Ma il vero fenomeno in famiglia è la piccola Sheila E. Ma ditemi se un talento in boccio non rigogli in un contesto simile. Suo zio Alejandro è un rispettato cantautore. Un altro zio, Javier, è il fondatore di una cult band punk rock californiana nota come The Zeros. I suo padrino è un certo Tito Puente… basta a dare un’idea?
DALLA CULLA AL PALCO
In una culla di stimoli come questa il talento eccezionale di Sheila E. non può che venir fuori come un portento sismico, no? E così non si stenta a credere che a 15 anni faccia già quello che fa ora ma pagata milioni. E visto il carnet di appuntamenti con la storia del pop-rock che ha già depennato. Roba da far impallidire i maschietti se proprio non possiamo evitare di metterla sul piano sessuale.
La sua prima esperienza ufficiale in uno studio di registrazione è nel 1976, quando ha appena diciannove anni, assieme al bassista jazz Alphonso Johnson (Santana).
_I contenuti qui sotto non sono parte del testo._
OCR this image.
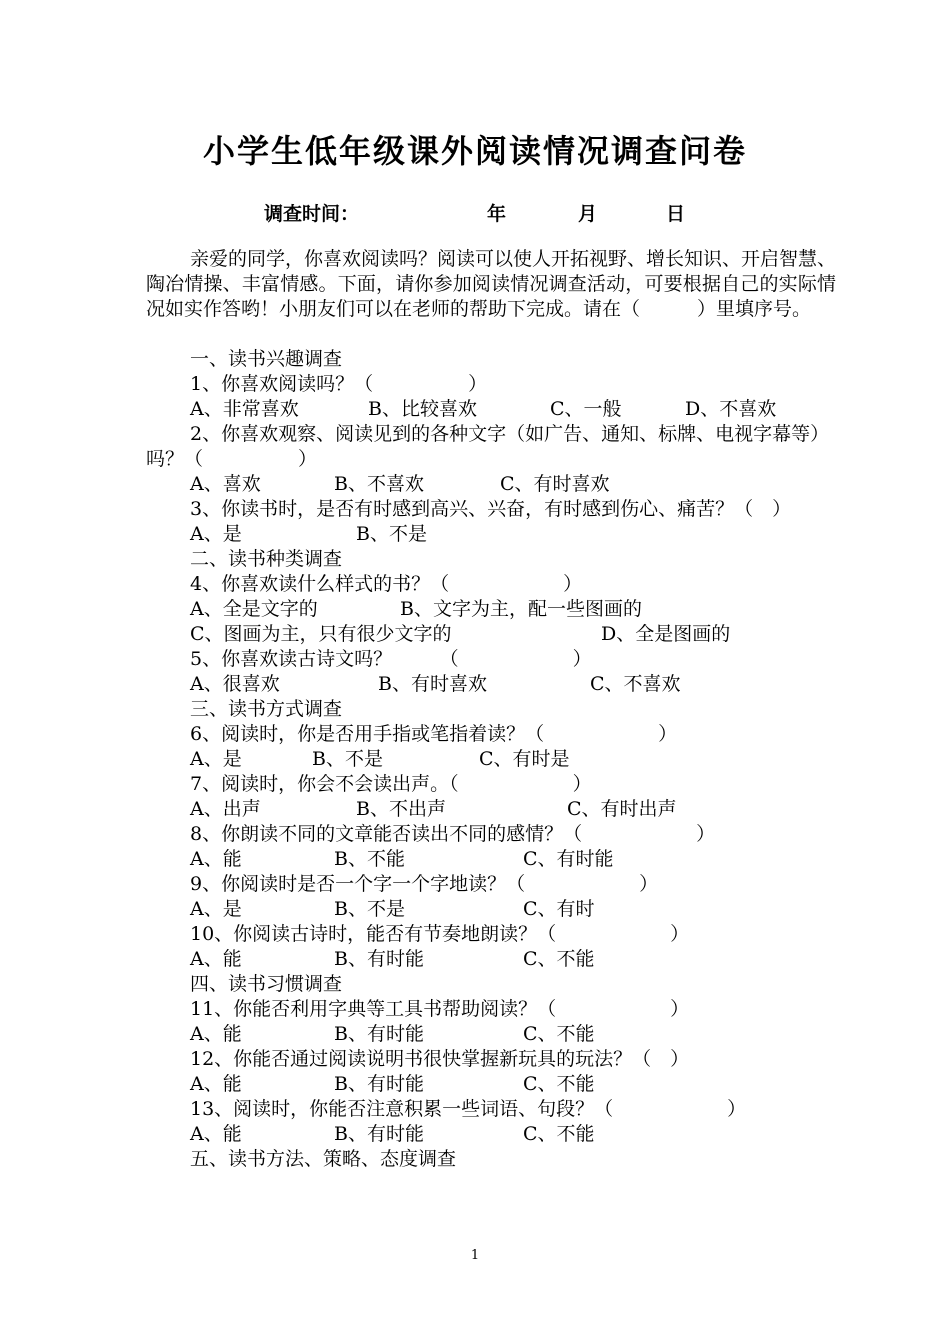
小学生低年级课外阅读情况调查问卷
调查时间：	年	月	日

亲爱的同学，你喜欢阅读吗？阅读可以使人开拓视野、增长知识、开启智慧、陶冶情操、丰富情感。下面，请你参加阅读情况调查活动，可要根据自己的实际情况如实作答哟！小朋友们可以在老师的帮助下完成。请在（　　　）里填序号。

一、读书兴趣调查
1、你喜欢阅读吗？（　　　　　）
A、非常喜欢	B、比较喜欢	C、一般	D、不喜欢
2、你喜欢观察、阅读见到的各种文字（如广告、通知、标牌、电视字幕等）吗？（　　　　　）
A、喜欢	B、不喜欢	C、有时喜欢
3、你读书时，是否有时感到高兴、兴奋，有时感到伤心、痛苦？（　）
A、是	B、不是
二、读书种类调查
4、你喜欢读什么样式的书？（　　　　　　）
A、全是文字的	B、文字为主，配一些图画的
C、图画为主，只有很少文字的	D、全是图画的
5、你喜欢读古诗文吗？　　　（　　　　　　）
A、很喜欢	B、有时喜欢	C、不喜欢
三、读书方式调查
6、阅读时，你是否用手指或笔指着读？（　　　　　　）
A、是	B、不是	C、有时是
7、阅读时，你会不会读出声。（　　　　　　）
A、出声	B、不出声	C、有时出声
8、你朗读不同的文章能否读出不同的感情？（　　　　　　）
A、能	B、不能	C、有时能
9、你阅读时是否一个字一个字地读？（　　　　　　）
A、是	B、不是	C、有时
10、你阅读古诗时，能否有节奏地朗读？（　　　　　　）
A、能	B、有时能	C、不能
四、读书习惯调查
11、你能否利用字典等工具书帮助阅读？（　　　　　　）
A、能	B、有时能	C、不能
12、你能否通过阅读说明书很快掌握新玩具的玩法？（　）
A、能	B、有时能	C、不能
13、阅读时，你能否注意积累一些词语、句段？（　　　　　　）
A、能	B、有时能	C、不能
五、读书方法、策略、态度调查
1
Ma in poco tempo il percorso già battuto da papà Pete, Sheila E. lo ripercorre pari pari e così veloce da lasciare una scia di fuoco alle calcagna.
UN PICCOLO PRINCIPE PER SHEILA E.
A vent’anni ha già suonato con George Duke, Marvin Gaye, Diana Ross e Herbie Hancock… Questo prima di esibirsi davanti a un certo ragazzetto bruttino ma affascinante che si fa chiamare Prince.
Lei ha una tale padronanza ritmica da intimidire turnisti che vantano oltre 30 anni d’esperienza. Per quello scugnizzo del funk è amore al primo beat.
La prima volta che si incontrano, nel 1978 Prince assiste a uno spettacolo di Sheila E. assieme al padre. Lui dopo lo show si fa avanti nervoso e imbarazzato. Le rivela che per tutta la sua esibizione ha litigato a oltranza con il suo bassista su chi dei due la porterà all’altare.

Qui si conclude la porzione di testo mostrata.